Say what you like about octogenarian investment guru Warren Buffett, but he does not mess about. Days after calling his investment in Tesco “a huge mistake”, Buffett sold a chunk of his shares in the supermarket group to take his stake from 3.7% to under 3%.
This was hardly the resounding vote of confidence new chief executive Dave Lewis would have wanted as he prepares to unveil the group’s half-year figures on Thursday.
Lewis clearly has a difficult task. He must try to convince investors that Tesco is on the right track after the revelation of a £250m black hole in its profits, the suspension of several senior executives and continuing worries about a supermarket price war.

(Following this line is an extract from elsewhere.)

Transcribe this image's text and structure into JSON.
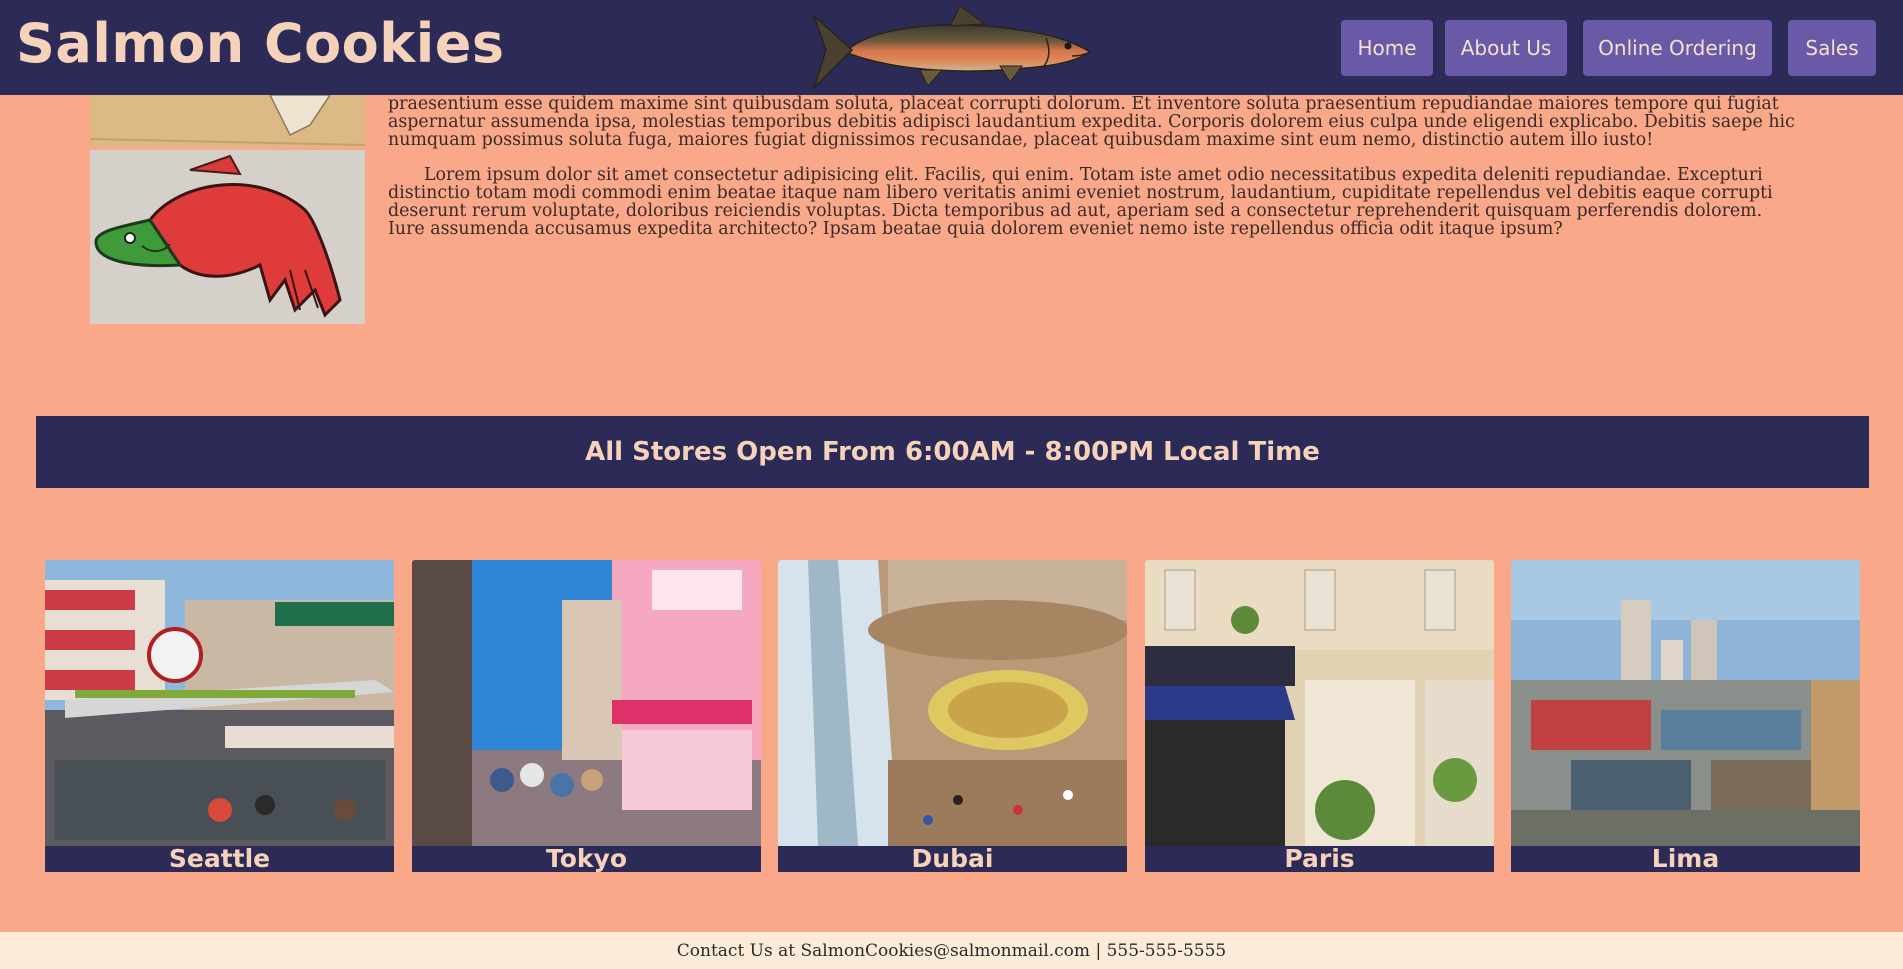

The City will want updates on the investigations into the scandal, which analysts fear could disrupt the supermarket’s preparations for the vital Christmas period, with commercial staff ordered to hand over their laptops and supplier meetings delayed. Lewis will also have to explain his thinking on pricing, promotions, store formats and dividend policy.
Some in the City think Lewis should unveil a £3bn cash call to bolster the balance sheet. Others would prefer disposals of, say, stores in Thailand or data specialist Dunnhumby.
Lewis also has to boost confidence within the group itself, which is not easy when every day seems to bring a new scandal or gaffe. Banning a guide dog from a London store, anyone?